Out of the Woods
On the way to water, I think, low moan, heat too deep for me to reach. A new noise from a vent in the paper palace. Before, I bounce off brick wall, begging for a change; the door swings open and unhinges me to the nail. I heard ssssSMH behind me; you not ready. As it turns out, ticks, like cops, have a taste for black blood. The mosquitos made a meal of me for weeks—their walking Slurpee. One stuck his straw in my third eye. I spell him struck blind. My friends compile lists of things they never knew, read me for filth. I say in every language, I don’t have the answers. They don’t believe me. I stop buying tickets to the shit show, but no matter the distance, the smell is pervasive. In the woods, I learned baby wolves get high from the scent of hearts bursting on their Instagram feeds. Serotonin is a helluva drug. In the clearing, I strain to hear the echoes of men whose bodies drag the forest floor. Unfortunately, all the witnesses withered seventy winters ago. Blood is a potent fertilizer.
Credit
Copyright © 2018 by Krista Franklin.
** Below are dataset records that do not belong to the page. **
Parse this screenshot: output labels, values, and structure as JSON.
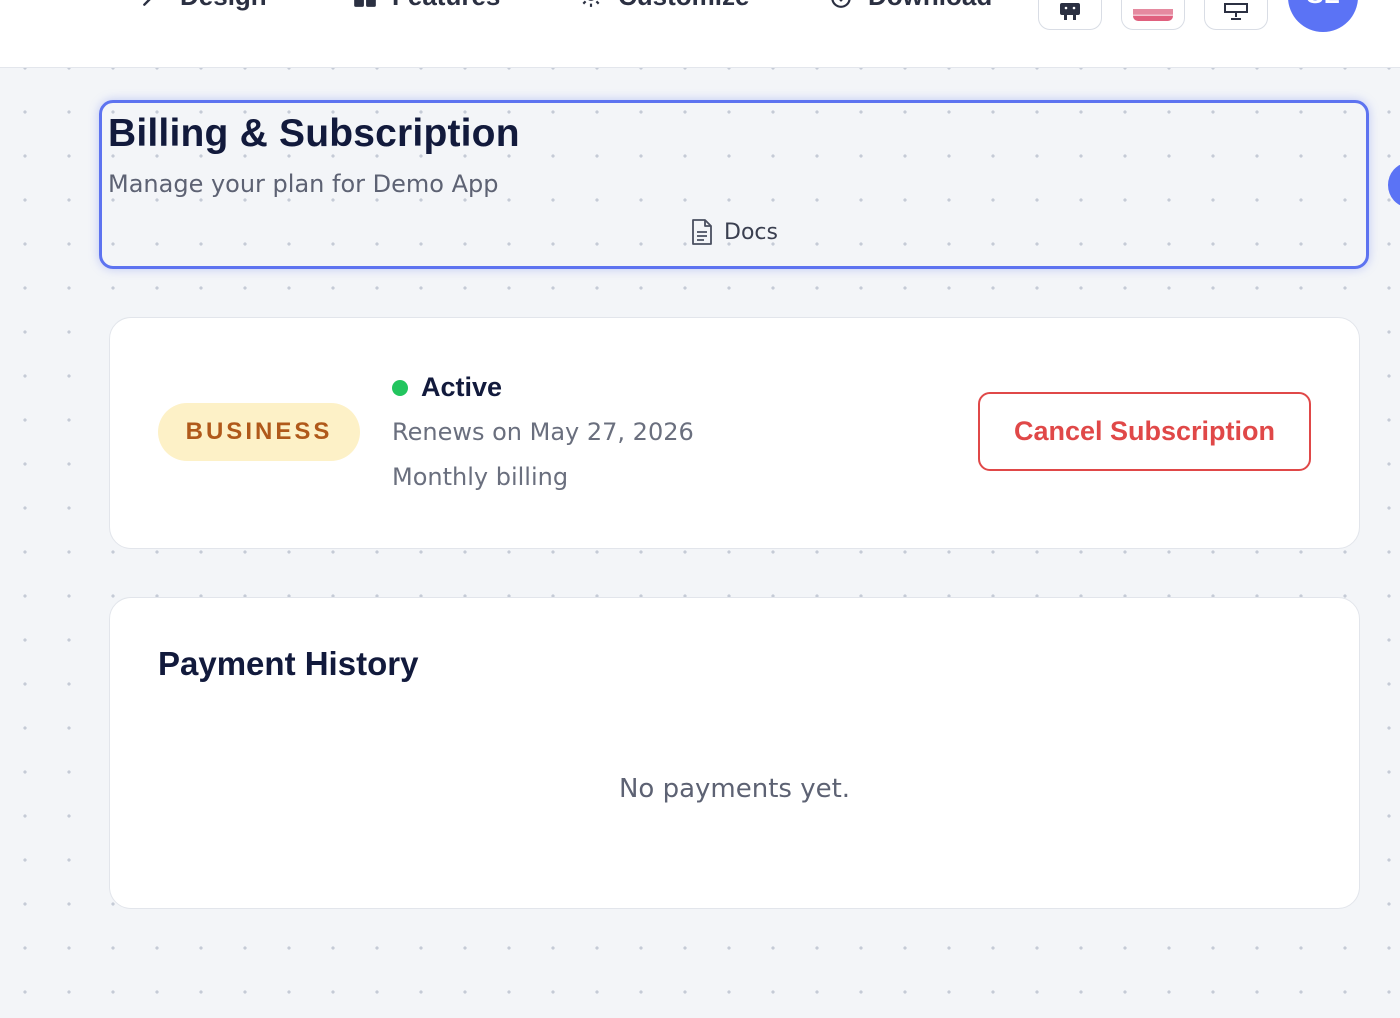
{
  "nav": {
    "items": [
      {
        "label": "Design",
        "icon": "wand-icon"
      },
      {
        "label": "Features",
        "icon": "grid-icon"
      },
      {
        "label": "Customize",
        "icon": "gear-icon"
      },
      {
        "label": "Download",
        "icon": "download-icon"
      }
    ],
    "icon_buttons": [
      "android-icon",
      "flag-icon",
      "monitor-icon"
    ],
    "avatar_initials": "SL"
  },
  "header": {
    "title": "Billing & Subscription",
    "subtitle": "Manage your plan for Demo App",
    "docs_label": "Docs"
  },
  "subscription": {
    "plan": "BUSINESS",
    "status": "Active",
    "status_color": "#22c55e",
    "renews": "Renews on May 27, 2026",
    "billing": "Monthly billing",
    "cancel_label": "Cancel Subscription"
  },
  "payment_history": {
    "title": "Payment History",
    "empty_message": "No payments yet."
  },
  "colors": {
    "accent": "#5b73f5",
    "danger": "#e04848",
    "badge_bg": "#fdf1c7",
    "badge_text": "#b0591a"
  }
}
Originally published in Poem-a-Day on October 2, 2018, by the Academy of American Poets.
About this Poem
“‘Out of the Woods’ is a poem that emerged from recent experiences on a research trip to the island of Martinique and teaching in the woods of Saugatuck, Michigan. Playing on the literal and metaphorical meanings of being ‘in the woods’ and ‘out of the woods,’ the poem is a stream-of-consciousness meditation on the paranoia birthed from the history of racially-motivated violence in idyllic settings, my desire to escape urban and digital life, and the fragility of feeling safe in any landscape.”